Bangalore: India has approved building its heaviest communication satellite so far for telecom services, with capacity equal to what it currently provides using 11 satellites.
The 4.5 tonne satellite, GSAT-11, will be launched by 2012 and carry 40 transponders in the Ku-band and Ka-band frequencies, which are 3-6 times more powerful than that used in existing communication satellites.
This can provide bandwidth capacity equivalent to as much as 220 transponders by reusing the beams in multiple regions.
New mission: Isro campus in Bangalore. It will be the heaviest communication satellite so far for telecom services. Hemant Mishra / Mint
India currently has 211 transponders in the 11 INSAT series satellites at their space home in the geo-synchronous transfer orbit, or GTO, some 36,000km above earth.
“This would help us address growing demand from users,” said S. Satish, spokesman for Indian Space Research Organisation, or Isro, the country’s space agency.
The cabinet on Thursday sanctioned Rs500 crore for the satellite to be built in 30 months, the government said in a statement on Friday.
The satellite will be launched by a homegrown rocket under development—GSLV Mk3—which can carry satellites of at least 4 tonne.

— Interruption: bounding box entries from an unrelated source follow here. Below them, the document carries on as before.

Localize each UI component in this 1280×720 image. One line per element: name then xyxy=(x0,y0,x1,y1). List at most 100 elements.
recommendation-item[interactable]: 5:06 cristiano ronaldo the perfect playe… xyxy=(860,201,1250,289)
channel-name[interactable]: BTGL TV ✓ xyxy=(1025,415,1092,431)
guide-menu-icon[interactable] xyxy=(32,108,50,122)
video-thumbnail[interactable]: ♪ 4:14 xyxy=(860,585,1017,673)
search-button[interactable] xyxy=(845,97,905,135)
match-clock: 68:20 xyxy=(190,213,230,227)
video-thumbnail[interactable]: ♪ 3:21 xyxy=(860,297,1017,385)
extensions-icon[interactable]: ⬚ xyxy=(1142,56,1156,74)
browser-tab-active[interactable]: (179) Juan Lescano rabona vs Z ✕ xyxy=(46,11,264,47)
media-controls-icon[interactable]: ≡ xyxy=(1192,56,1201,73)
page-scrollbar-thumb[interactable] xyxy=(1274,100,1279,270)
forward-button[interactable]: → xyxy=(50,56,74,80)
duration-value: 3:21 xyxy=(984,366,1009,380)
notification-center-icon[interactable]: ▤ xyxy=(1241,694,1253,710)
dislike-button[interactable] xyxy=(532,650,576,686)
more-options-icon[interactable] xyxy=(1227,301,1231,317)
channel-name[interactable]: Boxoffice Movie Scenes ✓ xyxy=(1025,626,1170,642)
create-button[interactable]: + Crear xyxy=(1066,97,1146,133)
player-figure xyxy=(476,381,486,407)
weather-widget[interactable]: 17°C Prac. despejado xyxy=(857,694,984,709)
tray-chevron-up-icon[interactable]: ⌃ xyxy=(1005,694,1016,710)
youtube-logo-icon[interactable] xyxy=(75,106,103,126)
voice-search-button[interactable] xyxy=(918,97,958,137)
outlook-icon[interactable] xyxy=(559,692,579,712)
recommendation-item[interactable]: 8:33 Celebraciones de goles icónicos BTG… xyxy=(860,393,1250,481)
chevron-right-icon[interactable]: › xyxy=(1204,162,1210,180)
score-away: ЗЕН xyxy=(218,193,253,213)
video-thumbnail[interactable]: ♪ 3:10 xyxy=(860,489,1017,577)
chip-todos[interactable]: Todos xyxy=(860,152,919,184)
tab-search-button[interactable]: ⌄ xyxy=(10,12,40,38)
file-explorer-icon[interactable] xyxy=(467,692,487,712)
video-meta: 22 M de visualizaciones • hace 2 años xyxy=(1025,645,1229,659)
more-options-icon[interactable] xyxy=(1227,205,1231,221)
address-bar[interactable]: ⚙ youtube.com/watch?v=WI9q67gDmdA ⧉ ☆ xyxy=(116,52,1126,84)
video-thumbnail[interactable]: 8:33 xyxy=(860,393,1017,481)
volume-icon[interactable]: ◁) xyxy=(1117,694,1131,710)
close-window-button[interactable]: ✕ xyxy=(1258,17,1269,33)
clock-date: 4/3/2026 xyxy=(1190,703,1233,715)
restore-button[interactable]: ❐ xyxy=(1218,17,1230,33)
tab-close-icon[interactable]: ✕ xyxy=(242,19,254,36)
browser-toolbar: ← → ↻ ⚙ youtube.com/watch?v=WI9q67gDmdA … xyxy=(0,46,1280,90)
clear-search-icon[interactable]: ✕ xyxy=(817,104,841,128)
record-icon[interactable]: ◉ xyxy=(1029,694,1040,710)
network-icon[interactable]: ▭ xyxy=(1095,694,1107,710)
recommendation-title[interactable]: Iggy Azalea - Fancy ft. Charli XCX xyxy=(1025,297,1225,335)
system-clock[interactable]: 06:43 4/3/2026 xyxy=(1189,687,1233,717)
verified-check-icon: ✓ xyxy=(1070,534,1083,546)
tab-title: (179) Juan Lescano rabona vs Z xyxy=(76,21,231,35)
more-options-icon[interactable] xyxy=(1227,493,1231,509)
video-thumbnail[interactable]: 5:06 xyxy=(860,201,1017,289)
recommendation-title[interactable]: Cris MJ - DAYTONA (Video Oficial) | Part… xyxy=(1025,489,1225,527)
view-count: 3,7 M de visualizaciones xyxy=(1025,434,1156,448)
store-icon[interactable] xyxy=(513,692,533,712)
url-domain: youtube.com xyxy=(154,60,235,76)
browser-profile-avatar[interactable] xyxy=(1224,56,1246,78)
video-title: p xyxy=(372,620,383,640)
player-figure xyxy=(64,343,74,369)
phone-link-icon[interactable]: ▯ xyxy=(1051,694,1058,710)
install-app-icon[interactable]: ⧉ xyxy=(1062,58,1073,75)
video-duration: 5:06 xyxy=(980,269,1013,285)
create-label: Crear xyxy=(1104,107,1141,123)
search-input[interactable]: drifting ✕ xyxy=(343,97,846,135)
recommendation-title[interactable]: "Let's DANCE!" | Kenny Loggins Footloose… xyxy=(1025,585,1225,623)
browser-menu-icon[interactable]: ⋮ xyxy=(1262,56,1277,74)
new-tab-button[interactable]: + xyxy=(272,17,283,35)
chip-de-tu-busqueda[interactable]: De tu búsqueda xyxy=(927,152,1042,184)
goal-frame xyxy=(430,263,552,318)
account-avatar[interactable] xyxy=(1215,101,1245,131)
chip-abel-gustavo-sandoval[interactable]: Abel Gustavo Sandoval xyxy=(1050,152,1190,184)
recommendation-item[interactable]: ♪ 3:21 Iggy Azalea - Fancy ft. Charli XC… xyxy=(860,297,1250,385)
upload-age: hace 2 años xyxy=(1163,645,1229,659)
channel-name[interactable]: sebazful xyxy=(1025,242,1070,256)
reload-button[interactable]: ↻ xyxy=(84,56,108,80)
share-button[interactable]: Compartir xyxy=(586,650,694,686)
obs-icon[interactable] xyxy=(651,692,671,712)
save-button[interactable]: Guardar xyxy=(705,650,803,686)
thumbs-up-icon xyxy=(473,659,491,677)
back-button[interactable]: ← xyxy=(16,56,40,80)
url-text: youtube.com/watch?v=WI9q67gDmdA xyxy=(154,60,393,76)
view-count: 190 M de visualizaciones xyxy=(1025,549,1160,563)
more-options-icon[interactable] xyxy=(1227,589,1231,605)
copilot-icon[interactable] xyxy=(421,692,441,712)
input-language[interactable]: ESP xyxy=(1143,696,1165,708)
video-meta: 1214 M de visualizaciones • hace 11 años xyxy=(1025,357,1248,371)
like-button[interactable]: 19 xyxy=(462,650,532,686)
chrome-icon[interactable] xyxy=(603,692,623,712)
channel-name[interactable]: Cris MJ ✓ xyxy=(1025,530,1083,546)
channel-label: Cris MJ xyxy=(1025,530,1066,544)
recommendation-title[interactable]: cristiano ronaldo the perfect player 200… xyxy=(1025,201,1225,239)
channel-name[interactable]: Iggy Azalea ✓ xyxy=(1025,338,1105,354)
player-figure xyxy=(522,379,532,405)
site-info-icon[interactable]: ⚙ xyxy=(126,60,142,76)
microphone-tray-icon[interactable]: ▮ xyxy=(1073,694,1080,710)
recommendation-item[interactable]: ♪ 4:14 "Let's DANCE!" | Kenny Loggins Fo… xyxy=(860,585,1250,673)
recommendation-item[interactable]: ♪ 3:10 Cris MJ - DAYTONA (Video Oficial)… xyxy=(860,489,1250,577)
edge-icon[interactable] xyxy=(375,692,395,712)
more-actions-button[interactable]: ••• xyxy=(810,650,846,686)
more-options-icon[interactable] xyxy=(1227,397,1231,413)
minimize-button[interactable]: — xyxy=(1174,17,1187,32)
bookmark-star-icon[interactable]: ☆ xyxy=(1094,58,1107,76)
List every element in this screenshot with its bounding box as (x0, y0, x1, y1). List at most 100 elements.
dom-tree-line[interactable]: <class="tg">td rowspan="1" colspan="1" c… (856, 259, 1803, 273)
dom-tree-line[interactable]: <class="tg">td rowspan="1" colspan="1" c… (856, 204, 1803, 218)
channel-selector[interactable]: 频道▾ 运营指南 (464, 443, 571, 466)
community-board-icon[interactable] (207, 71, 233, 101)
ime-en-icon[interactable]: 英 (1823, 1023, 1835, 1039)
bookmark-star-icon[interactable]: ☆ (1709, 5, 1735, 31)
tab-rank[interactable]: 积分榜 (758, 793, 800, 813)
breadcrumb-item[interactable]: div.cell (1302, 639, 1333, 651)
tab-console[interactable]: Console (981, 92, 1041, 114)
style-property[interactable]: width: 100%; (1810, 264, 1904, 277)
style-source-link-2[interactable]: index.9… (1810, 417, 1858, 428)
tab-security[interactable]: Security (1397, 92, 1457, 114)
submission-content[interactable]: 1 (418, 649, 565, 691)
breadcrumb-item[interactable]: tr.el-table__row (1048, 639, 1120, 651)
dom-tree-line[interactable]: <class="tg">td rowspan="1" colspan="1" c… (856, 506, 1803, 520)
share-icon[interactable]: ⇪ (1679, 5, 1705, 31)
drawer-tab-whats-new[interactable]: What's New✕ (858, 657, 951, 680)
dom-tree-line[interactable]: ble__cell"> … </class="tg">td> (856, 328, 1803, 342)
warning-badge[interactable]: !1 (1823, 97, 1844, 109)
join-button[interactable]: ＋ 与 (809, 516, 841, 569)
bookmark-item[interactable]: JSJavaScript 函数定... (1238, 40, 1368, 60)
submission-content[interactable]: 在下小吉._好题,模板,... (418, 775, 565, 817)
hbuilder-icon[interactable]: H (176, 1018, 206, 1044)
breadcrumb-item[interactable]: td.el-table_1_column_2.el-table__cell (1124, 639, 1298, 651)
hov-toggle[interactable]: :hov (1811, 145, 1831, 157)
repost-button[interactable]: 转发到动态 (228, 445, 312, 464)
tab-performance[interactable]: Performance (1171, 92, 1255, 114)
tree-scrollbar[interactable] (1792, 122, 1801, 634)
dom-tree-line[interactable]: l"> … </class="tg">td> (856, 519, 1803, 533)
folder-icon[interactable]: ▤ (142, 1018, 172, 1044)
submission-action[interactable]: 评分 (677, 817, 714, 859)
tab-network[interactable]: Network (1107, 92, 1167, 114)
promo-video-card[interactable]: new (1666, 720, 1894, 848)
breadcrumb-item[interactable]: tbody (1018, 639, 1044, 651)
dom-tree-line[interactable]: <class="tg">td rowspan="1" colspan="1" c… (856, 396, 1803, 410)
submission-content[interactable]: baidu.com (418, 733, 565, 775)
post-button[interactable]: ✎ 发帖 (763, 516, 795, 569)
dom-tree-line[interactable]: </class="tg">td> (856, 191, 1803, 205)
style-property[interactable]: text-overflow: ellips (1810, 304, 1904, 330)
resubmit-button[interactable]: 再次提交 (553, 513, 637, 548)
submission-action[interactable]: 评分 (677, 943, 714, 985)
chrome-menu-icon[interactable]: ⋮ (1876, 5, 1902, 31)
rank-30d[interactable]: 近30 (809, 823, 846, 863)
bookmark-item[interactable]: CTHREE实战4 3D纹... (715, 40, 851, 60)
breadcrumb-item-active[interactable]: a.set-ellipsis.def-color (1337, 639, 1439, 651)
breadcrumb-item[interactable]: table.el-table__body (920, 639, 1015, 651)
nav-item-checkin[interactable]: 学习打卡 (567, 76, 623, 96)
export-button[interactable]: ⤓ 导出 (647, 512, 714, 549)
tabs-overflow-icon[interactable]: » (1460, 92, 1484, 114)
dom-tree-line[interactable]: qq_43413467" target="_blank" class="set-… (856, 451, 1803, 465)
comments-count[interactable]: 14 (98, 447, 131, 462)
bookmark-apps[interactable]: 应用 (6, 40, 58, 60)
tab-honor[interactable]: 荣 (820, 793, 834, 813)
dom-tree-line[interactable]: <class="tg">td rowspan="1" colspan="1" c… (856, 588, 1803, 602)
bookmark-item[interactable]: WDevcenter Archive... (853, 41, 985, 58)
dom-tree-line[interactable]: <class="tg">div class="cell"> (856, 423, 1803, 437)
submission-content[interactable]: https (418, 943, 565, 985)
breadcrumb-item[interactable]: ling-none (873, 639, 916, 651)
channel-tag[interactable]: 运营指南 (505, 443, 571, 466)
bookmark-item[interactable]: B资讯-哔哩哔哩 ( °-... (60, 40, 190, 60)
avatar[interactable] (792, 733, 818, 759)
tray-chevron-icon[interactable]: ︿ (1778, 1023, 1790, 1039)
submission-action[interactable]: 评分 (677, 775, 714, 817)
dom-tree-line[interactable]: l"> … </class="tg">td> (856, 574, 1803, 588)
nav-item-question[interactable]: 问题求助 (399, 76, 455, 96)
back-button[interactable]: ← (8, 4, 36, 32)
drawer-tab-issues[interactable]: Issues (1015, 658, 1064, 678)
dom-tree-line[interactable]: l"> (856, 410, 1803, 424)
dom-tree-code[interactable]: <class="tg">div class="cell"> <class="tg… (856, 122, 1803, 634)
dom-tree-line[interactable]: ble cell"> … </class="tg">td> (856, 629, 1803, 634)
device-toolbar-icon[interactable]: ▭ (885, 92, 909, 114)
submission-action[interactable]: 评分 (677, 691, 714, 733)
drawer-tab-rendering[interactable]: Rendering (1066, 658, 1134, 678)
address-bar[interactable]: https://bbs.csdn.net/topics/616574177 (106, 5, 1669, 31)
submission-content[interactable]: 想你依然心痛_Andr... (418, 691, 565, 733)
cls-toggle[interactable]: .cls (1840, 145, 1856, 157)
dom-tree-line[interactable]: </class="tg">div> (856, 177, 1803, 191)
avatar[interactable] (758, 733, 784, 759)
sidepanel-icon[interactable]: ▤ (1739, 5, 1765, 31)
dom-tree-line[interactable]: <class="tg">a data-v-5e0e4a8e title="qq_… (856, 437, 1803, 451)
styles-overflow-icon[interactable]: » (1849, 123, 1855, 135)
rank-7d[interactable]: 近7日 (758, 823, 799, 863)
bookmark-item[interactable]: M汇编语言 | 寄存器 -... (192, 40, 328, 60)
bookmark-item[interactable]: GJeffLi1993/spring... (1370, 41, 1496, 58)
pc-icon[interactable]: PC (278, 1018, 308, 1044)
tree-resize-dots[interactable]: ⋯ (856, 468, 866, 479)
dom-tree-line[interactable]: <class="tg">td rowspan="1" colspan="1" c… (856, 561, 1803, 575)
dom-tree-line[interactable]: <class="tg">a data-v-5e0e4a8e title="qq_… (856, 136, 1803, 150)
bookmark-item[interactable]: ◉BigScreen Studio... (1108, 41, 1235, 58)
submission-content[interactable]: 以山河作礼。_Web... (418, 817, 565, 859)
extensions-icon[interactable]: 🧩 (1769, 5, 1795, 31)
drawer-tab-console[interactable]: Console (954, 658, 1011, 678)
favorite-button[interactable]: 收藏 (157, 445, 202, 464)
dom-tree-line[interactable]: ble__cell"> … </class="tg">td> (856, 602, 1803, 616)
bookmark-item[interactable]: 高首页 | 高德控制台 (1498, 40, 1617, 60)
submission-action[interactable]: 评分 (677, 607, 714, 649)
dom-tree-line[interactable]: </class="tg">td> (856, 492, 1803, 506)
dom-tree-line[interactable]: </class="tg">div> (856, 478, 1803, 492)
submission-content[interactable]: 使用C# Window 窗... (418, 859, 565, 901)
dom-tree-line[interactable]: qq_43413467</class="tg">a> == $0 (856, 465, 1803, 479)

Most Indian satellites for telecom services and television broadcasts in orbit use the lower C-band frequency, except two satellites dedicated for direct-to-home (DTH) broadcasts that use the higher Ku-band frequency.
“The (Ka-band) beam can be targeted at a specific place. The quality of reception will be much higher,” T.K. Alex, director of Isro satellite centre in Bangalore, said in an earlier interview in June.
“This (Ka-band) will become very common in few years,” he said.
Isro will test the Ka-band technology in its forthcoming experimental satellite GSAT-4, to be launched later this year, he had said.
India aims to increase its transponder capacity to 500 during the 11th Plan, which ends in March 2012. The country plans to launch six satellites by then, some to replace its ageing satellites in orbit.
Globally, there are more than 6,000 communication transponders in space. The growth of transponder requirement in the next five years is predicted to be only moderate—about 8,000—with multimedia and high-definition television being the growth drivers, a Isro report on the 11th Plan said.